Israeli-Arab women actively participate in political life. Nadia Hilou was the second Israeli-Arab woman to serve in the Knesset when she took office in 2006

At present, 26 Knesset members are women

Israeli law protects the right of women to equal opportunity in the workplace. Since the 1950s, women’s opportunities in the workplace have been secured by legislation guaranteeing maternity leave allowance paid by the National Insurance Institute, protection against dismissal during pregnancy and affordable childcare facilities. In 1964, legislation was passed mandating that women receive pay equal to that of men.

Today, women are making great strides in the Israeli workforce. Though Israeli women still haven’t achieved equal pay, women have risen to the CEO level in several Israeli Fortune 500 companies. Examples include Dalia Narkiss, CEO of Israel’s largest employment agency, Manpower; and Galia Maor, CEO of leading commercial bank Bank Leumi.

Israeli government and non-governmental initiatives consistently strive to ensure full equality for women.

The Equal Retirement Age Law, passed in 1987, and the Equal Employment Opportunities law, passed in 1988;

Three-month paid maternity leave for all women guaranteed by law;

Amendments to the Equal Rights Law, added in 2000, which mandated representation by women at all levels in public entities.

In the Israeli national trade union (Histadrut), women are represented at each level. The Histadrut has adopted a resolution requiring that 30 percent of its leadership must be women.

In addition, Israel’s Ministry of Commerce and Industry has established a unit to encourage women to open small- and medium-sized businesses. The unit has aided Bedouin women in Israel in setting up small businesses, and is providing them the planning and marketing skills necessary to maximize their success. The Negev Institute for Strategies and Development has also instituted a project in southern Israel to provide Bedouin women with vocational, entrepreneurial and managerial training, combined with financial support and counselling.

The Israeli educational system treats boys and girls equally.

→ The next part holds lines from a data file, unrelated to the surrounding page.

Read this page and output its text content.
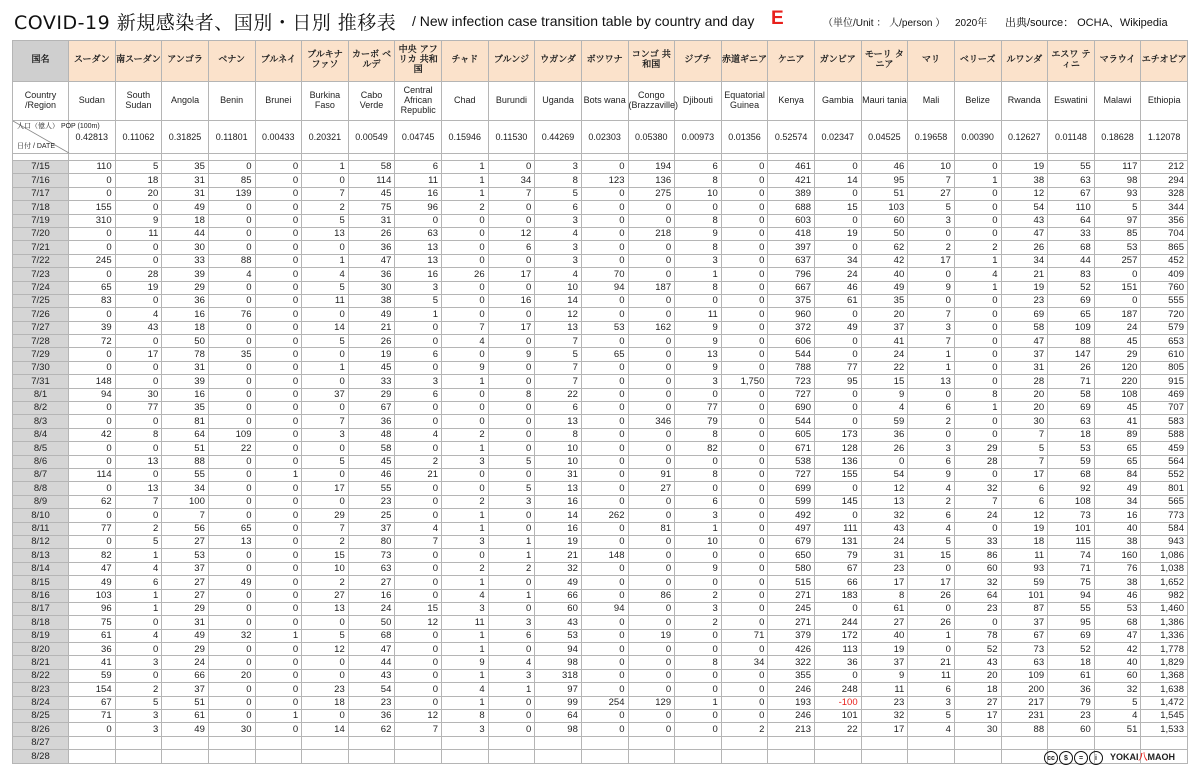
COVID-19 新規感染者、国別・日別 推移表 / New infection case transition table by country and day E	（単位/Unit ： 人/person ） 2020年 出典/source： OCHA、Wikipedia
国名	スーダン	南スーダン	アンゴラ	ベナン	ブルネイ	ブルキナ ファソ	カーボ ベルデ	中央 アフリカ 共和国	チャド	ブルンジ	ウガンダ	ボツワナ	コンゴ 共和国	ジブチ	赤道ギニア	ケニア	ガンビア	モーリ タニア	マリ	ベリーズ	ルワンダ	エスワ ティニ	マラウイ	エチオピア
Country /Region	Sudan	South Sudan	Angola	Benin	Brunei	Burkina Faso	Cabo Verde	Central African Republic	Chad	Burundi	Uganda	Bots wana	Congo (Brazzaville)	Djibouti	Equatorial Guinea	Kenya	Gambia	Mauri tania	Mali	Belize	Rwanda	Eswatini	Malawi	Ethiopia

人口（億人） POP (100m)
日付 / DATE	0.42813	0.11062	0.31825	0.11801	0.00433	0.20321	0.00549	0.04745	0.15946	0.11530	0.44269	0.02303	0.05380	0.00973	0.01356	0.52574	0.02347	0.04525	0.19658	0.00390	0.12627	0.01148	0.18628	1.12078

7/15	110	5	35	0	0	1	58	6	1	0	3	0	194	6	0	461	0	46	10	0	19	55	117	212
7/16	0	18	31	85	0	0	114	11	1	34	8	123	136	8	0	421	14	95	7	1	38	63	98	294
7/17	0	20	31	139	0	7	45	16	1	7	5	0	275	10	0	389	0	51	27	0	12	67	93	328
7/18	155	0	49	0	0	2	75	96	2	0	6	0	0	0	0	688	15	103	5	0	54	110	5	344
7/19	310	9	18	0	0	5	31	0	0	0	3	0	0	8	0	603	0	60	3	0	43	64	97	356
7/20	0	11	44	0	0	13	26	63	0	12	4	0	218	9	0	418	19	50	0	0	47	33	85	704
7/21	0	0	30	0	0	0	36	13	0	6	3	0	0	8	0	397	0	62	2	2	26	68	53	865
7/22	245	0	33	88	0	1	47	13	0	0	3	0	0	3	0	637	34	42	17	1	34	44	257	452
7/23	0	28	39	4	0	4	36	16	26	17	4	70	0	1	0	796	24	40	0	4	21	83	0	409
7/24	65	19	29	0	0	5	30	3	0	0	10	94	187	8	0	667	46	49	9	1	19	52	151	760
7/25	83	0	36	0	0	11	38	5	0	16	14	0	0	0	0	375	61	35	0	0	23	69	0	555
7/26	0	4	16	76	0	0	49	1	0	0	12	0	0	11	0	960	0	20	7	0	69	65	187	720
7/27	39	43	18	0	0	14	21	0	7	17	13	53	162	9	0	372	49	37	3	0	58	109	24	579
7/28	72	0	50	0	0	5	26	0	4	0	7	0	0	9	0	606	0	41	7	0	47	88	45	653
7/29	0	17	78	35	0	0	19	6	0	9	5	65	0	13	0	544	0	24	1	0	37	147	29	610
7/30	0	0	31	0	0	1	45	0	9	0	7	0	0	9	0	788	77	22	1	0	31	26	120	805
7/31	148	0	39	0	0	0	33	3	1	0	7	0	0	3	1,750	723	95	15	13	0	28	71	220	915
8/1	94	30	16	0	0	37	29	6	0	8	22	0	0	0	0	727	0	9	0	8	20	58	108	469
8/2	0	77	35	0	0	0	67	0	0	0	6	0	0	77	0	690	0	4	6	1	20	69	45	707
8/3	0	0	81	0	0	7	36	0	0	0	13	0	346	79	0	544	0	59	2	0	30	63	41	583
8/4	42	8	64	109	0	3	48	4	2	0	8	0	0	8	0	605	173	36	0	0	7	18	89	588
8/5	0	0	51	22	0	0	58	0	1	0	10	0	0	82	0	671	128	26	3	29	5	53	65	459
8/6	0	13	88	0	0	5	45	2	3	5	10	0	0	0	0	538	136	0	6	28	7	59	65	564
8/7	114	0	55	0	1	0	46	21	0	0	31	0	91	8	0	727	155	54	9	0	17	68	84	552
8/8	0	13	34	0	0	17	55	0	0	5	13	0	27	0	0	699	0	12	4	32	6	92	49	801
8/9	62	7	100	0	0	0	23	0	2	3	16	0	0	6	0	599	145	13	2	7	6	108	34	565
8/10	0	0	7	0	0	29	25	0	1	0	14	262	0	3	0	492	0	32	6	24	12	73	16	773
8/11	77	2	56	65	0	7	37	4	1	0	16	0	81	1	0	497	111	43	4	0	19	101	40	584
8/12	0	5	27	13	0	2	80	7	3	1	19	0	0	10	0	679	131	24	5	33	18	115	38	943
8/13	82	1	53	0	0	15	73	0	0	1	21	148	0	0	0	650	79	31	15	86	11	74	160	1,086
8/14	47	4	37	0	0	10	63	0	2	2	32	0	0	9	0	580	67	23	0	60	93	71	76	1,038
8/15	49	6	27	49	0	2	27	0	1	0	49	0	0	0	0	515	66	17	17	32	59	75	38	1,652
8/16	103	1	27	0	0	27	16	0	4	1	66	0	86	2	0	271	183	8	26	64	101	94	46	982
8/17	96	1	29	0	0	13	24	15	3	0	60	94	0	3	0	245	0	61	0	23	87	55	53	1,460
8/18	75	0	31	0	0	0	50	12	11	3	43	0	0	2	0	271	244	27	26	0	37	95	68	1,386
8/19	61	4	49	32	1	5	68	0	1	6	53	0	19	0	71	379	172	40	1	78	67	69	47	1,336
8/20	36	0	29	0	0	12	47	0	1	0	94	0	0	0	0	426	113	19	0	52	73	52	42	1,778
8/21	41	3	24	0	0	0	44	0	9	4	98	0	0	8	34	322	36	37	21	43	63	18	40	1,829
8/22	59	0	66	20	0	0	43	0	1	3	318	0	0	0	0	355	0	9	11	20	109	61	60	1,368
8/23	154	2	37	0	0	23	54	0	4	1	97	0	0	0	0	246	248	11	6	18	200	36	32	1,638
8/24	67	5	51	0	0	18	23	0	1	0	99	254	129	1	0	193	-100	23	3	27	217	79	5	1,472
8/25	71	3	61	0	1	0	36	12	8	0	64	0	0	0	0	246	101	32	5	17	231	23	4	1,545
8/26	0	3	49	30	0	14	62	7	3	0	98	0	0	0	2	213	22	17	4	30	88	60	51	1,533
8/27																								
8/28																									cc $ = i	YOKAI八MAOH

No measurable educational gap exists between male and female students through high school.

Israel’s Ministry of Education has adopted a policy of gender equality that requires schools to:

Provide and promote equal opportunities for members of both sexes;

Introduce programs designed to encourage a culture of gender equality;

Maintain a climate of respect, growth and confidence regarding gender.

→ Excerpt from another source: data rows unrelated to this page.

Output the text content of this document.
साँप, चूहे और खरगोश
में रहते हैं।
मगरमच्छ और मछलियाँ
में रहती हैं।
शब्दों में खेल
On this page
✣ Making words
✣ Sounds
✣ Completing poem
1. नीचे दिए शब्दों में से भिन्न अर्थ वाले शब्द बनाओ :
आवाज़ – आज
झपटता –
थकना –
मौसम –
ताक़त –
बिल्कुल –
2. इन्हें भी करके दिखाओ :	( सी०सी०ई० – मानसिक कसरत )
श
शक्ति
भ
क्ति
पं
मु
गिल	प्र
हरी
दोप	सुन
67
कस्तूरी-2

In addition, Israel’s universities and colleges maintain committees to monitor women’s progress, and have an advisor to the university president on issues related to advancing the status of women.

The National Service Law, passed in 1953, mandated two years of compulsory military service for men and women alike. Today, conscription extends to all able-bodied men and women once they are 18. At present, men are required to serve three years and women are required to serve two years.

Approximately three years ago, 60 percent of army professions were open to women. Today, that number is closer to 80 percent;

Fewer than 10 years ago, about 40 percent of all women soldiers were in clerical positions; today, that has decreased to 20 percent.

Since 1999, following an Israeli Supreme Court decision, women have been admitted to train as Air Force pilots or navigators.

In 2001, the Israeli Air Force Academy graduated its first female combat pilot.

Almost 26 percent of IDF officers are women.